La légende du bébé de neuf livres 九斤姑娘
A Tongkoucun naquit un jour une fillette qui pesait 9 livres. En grandissant, il s’avéra qu’elle chantait très bien, était très intelligente et son artisanat était si parfait qu’elle avait des sœurs jurées à des dizaines de kilomètres. On dit que c’est elle qui inventa les caractères afin de pouvoir leur écrire.

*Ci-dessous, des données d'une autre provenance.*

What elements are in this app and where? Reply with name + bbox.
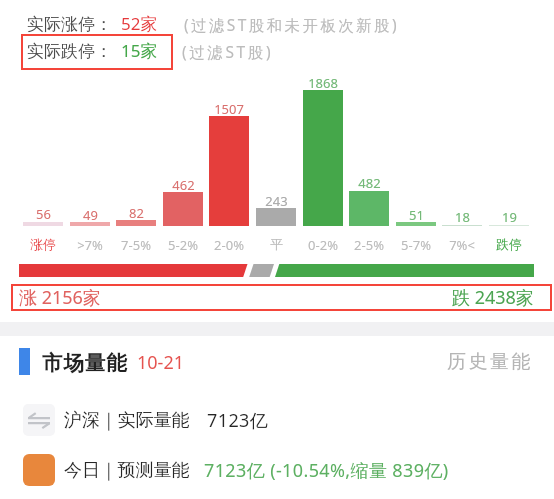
staticText: 平	[270, 236, 283, 252]
button[interactable]: 历史量能	[431, 347, 533, 377]
staticText: (过滤ST股)	[182, 41, 274, 62]
staticText: 7-5%	[121, 236, 151, 254]
staticText: 市场量能	[42, 350, 128, 376]
button[interactable]: 今日｜预测量能	[23, 448, 554, 492]
staticText: 482	[358, 174, 381, 192]
staticText: 5-7%	[401, 236, 431, 254]
other: 切换指数	[23, 404, 55, 436]
staticText: 历史量能	[447, 350, 533, 374]
staticText: 5-2%	[168, 236, 198, 254]
staticText: 0-2%	[308, 236, 338, 254]
staticText: 1507	[214, 100, 244, 118]
staticText: 7%<	[449, 236, 475, 254]
staticText: 沪深｜实际量能	[64, 409, 190, 432]
staticText: 7123亿	[207, 408, 269, 433]
staticText: 82	[129, 204, 144, 222]
staticText: 462	[172, 176, 195, 194]
button[interactable]: 涨 2156家	[11, 284, 552, 311]
staticText: (过滤ST股和未开板次新股)	[184, 14, 400, 35]
button[interactable]: 切换指数	[23, 398, 554, 442]
staticText: 今日｜预测量能	[64, 459, 190, 482]
staticText: 2-5%	[354, 236, 384, 254]
staticText: 2-0%	[214, 236, 244, 254]
staticText: 51	[409, 206, 424, 224]
staticText: 56	[36, 205, 51, 223]
staticText: >7%	[77, 236, 103, 254]
staticText: 10-21	[137, 350, 184, 375]
staticText: 7123亿 (-10.54%,缩量 839亿)	[204, 458, 449, 483]
staticText: 实际跌停：	[27, 41, 112, 62]
staticText: 243	[265, 192, 288, 210]
staticText: 52家	[121, 12, 158, 35]
staticText: 涨 2156家	[19, 285, 101, 310]
staticText: 15家	[121, 39, 158, 62]
staticText: 18	[455, 208, 470, 226]
staticText: 涨停	[30, 236, 56, 252]
staticText: 跌 2438家	[452, 285, 534, 310]
staticText: 1868	[308, 74, 338, 92]
staticText: 跌停	[496, 236, 522, 252]
staticText: 49	[83, 206, 98, 224]
staticText: 实际涨停：	[27, 14, 112, 35]
staticText: 19	[502, 208, 517, 226]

Dans l’histoire de Jiangyong, il s’avère que deux jeunes filles ont été effectivement choisies comme concubines impériales. Pendant les Cinq dynasties (900), l’empereur de Chu, Mayin, choisit à Zhongshijian 中石枧村 une fille de la famille Zhou 周氏姑娘 pour être princesse consort ; à la mort de l’empereur, elle devint nonne bouddhiste et établit un temple dans son pays d’origine et devint ascète. A la fin des Ming, l’empereur Yongli 明末永历皇帝, sur la route de Guangzhou à Guilin, choisit une jeune fille à Liantangcun莲塘村, après la mort de l’empereur, celle-ci devint également nonne bouddhiste. Le fait que ces histoires se soient propagées et aient eu le temps de devenir des légendes semble attester l’ancienneté de l’écriture nüshu, bien que la diffusion des contes ait été facilitée par la petitesse du lieu de sa diffusion.

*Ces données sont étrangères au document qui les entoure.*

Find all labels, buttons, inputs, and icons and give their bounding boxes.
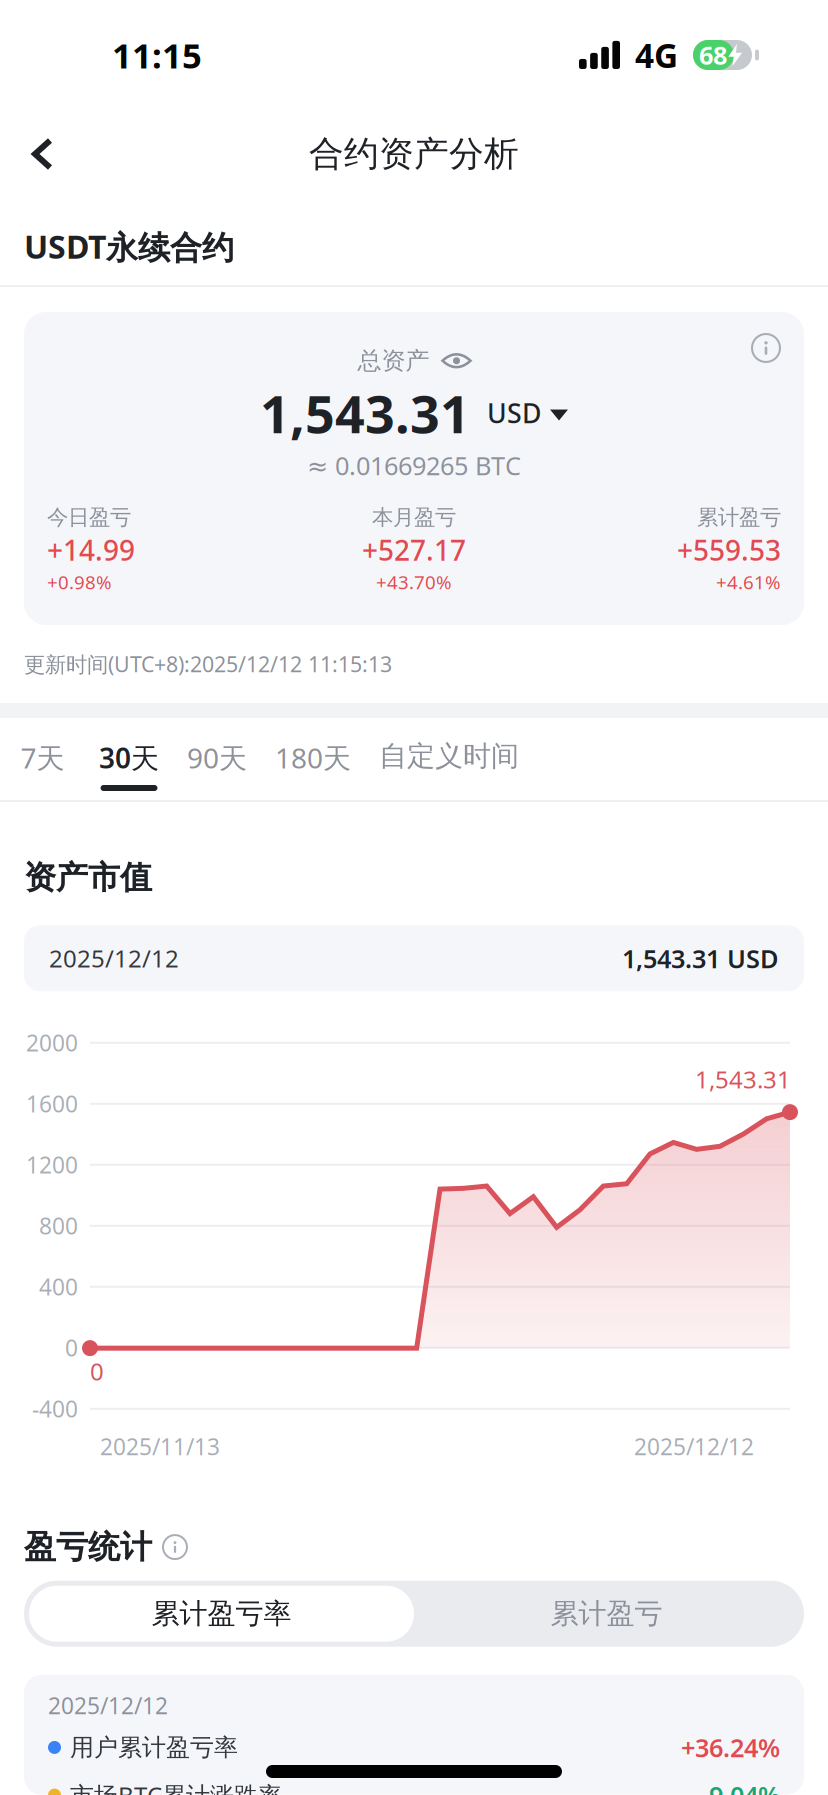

L’imitation des caractères chinois
Des chercheurs comme Zhao Liming 赵丽明 (Université de Pékin) pensent que le nüshu était dérivé des caractères chinois : » la raison première de la naissance de cette langue fut le fait que les femmes vivaient dans l’illettrisme forcé, elles ne pouvaient pas aller à l’école et personne ne leur enseignait les Hanzi, l’écriture chinoise« . Gong Zhebing (宮哲兵Université de Wuhan武漢大学) les associe quant à lui au mouvement des femmes et à l’autonomie relative dont elles jouissaient dans les sociétés de l’ouest de la Chine. Il les voit comme une sorte de résistance au mouvement confucianiste et au mariage traditionnel forcé.